Adriana, 15 anos, foi diagnosticada com paralisia cerebral aos sete meses de vida. Os médicos diziam que ela nunca poderia andar. Com o apoio da família, a menina superou obstáculos e, hoje, é corredora paralímpica. A jovem já conquistou três medalhas de ouro e uma de prata entre 2014 e 2015.

‘Por causa do esporte, estou melhor na escola, brinco mais e sou mais ativa’, dissse Adriana Santos, 15 anos. Foto: UNICEF/BRZ/Ida Pietricovsky de Oliveira
Aos 15 anos, a paraense Adriana Almeida Santos, de Belém, tem muitas vitórias para comemorar. Ela foi diagnosticada com paralisia cerebral aos sete meses de vida, mas, com o apoio da mãe, se supera em tudo o que busca fazer. Cada pequeno passo é uma conquista, principalmente porque a menina havia recebido o prognóstico de que nunca poderia andar.
Na companhia de um amigo, Adriana caminha diariamente para a escola. E de tanto treinar no Centro de Referência em Inclusão Educacional, acabou virando atleta paralímpica, conquistando três medalhas de ouro e uma de prata na corrida, entre 2014 e 2015.
A jovem agora vai viver um novo sonho.

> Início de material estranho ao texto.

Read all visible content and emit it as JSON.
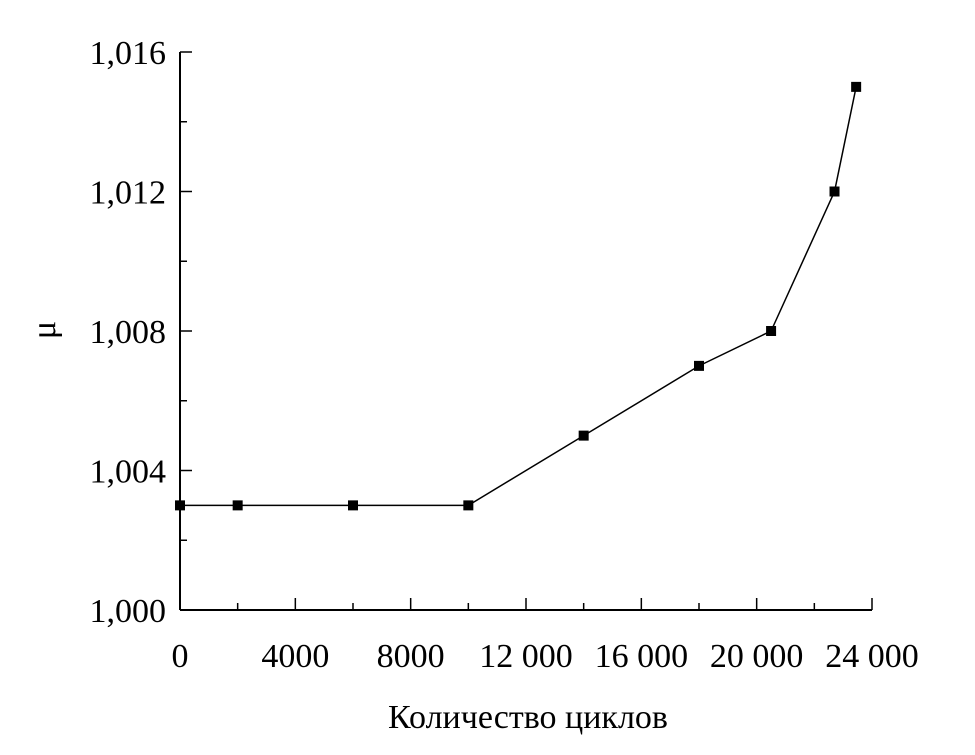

Na próxima quarta-feira (15), Adriana vai carregar a Tocha Olímpica — símbolo das competições que acontecem em agosto e setembro no Rio de Janeiro — durante o revezamento da chama no Pará.
A adolescente é uma dos seis meninas e rapazes de todo o Brasil que foram escolhidos por uma parceria do Fundo das Nações Unidas para a Infância (UNICEF) com o Comitê Organizador Rio 2016 para representar as crianças e jovens do mundo na corrida que vai levar a Tocha até a abertura dos Jogos.
“Quando eu soube que carregaria a Tocha fiquei muito feliz e surpreendida. Meu coração disparou. Sei que é uma oportunidade muito importante e vai fazer toda a diferença na minha vida.”
Aluna do 6º ano do ensino fundamental, Adriana tem uma rotina comum, como a das meninas da sua idade. Integrante da rede de adolescentes da Plataforma dos Centros Urbanos (PCU) — uma iniciativa do UNICEF para a redução das desigualdades intraurbanas —, a jovem é testemunha dos benefícios do esporte para todas as crianças e todos os adolescentes.
“É importante a prática de esporte porque está me ajudando a aprender. Por causa do esporte, estou melhor na escola, brinco mais e sou mais ativa. Antes eu tinha muita dificuldade de andar, de aprender e, com o esporte, eu melhorei muito.”
Para o UNICEF, histórias como a de Adriana são um exemplo para mostrar o poder do esporte como ferramenta de inclusão.
“Quando falamos em inclusão social de crianças e adolescentes com deficiência, não basta colocá-las em sala de aula. É preciso criar condições reais para que possam aprender e se desenvolver de maneira integral. O esporte tem se mostrado como uma estratégia valiosa para essa conquista. Afinal, quando todos jogam juntos, todos saem ganhando”, explicou o coordenador do escritório da agência da ONU em Belém, Fabio Morais.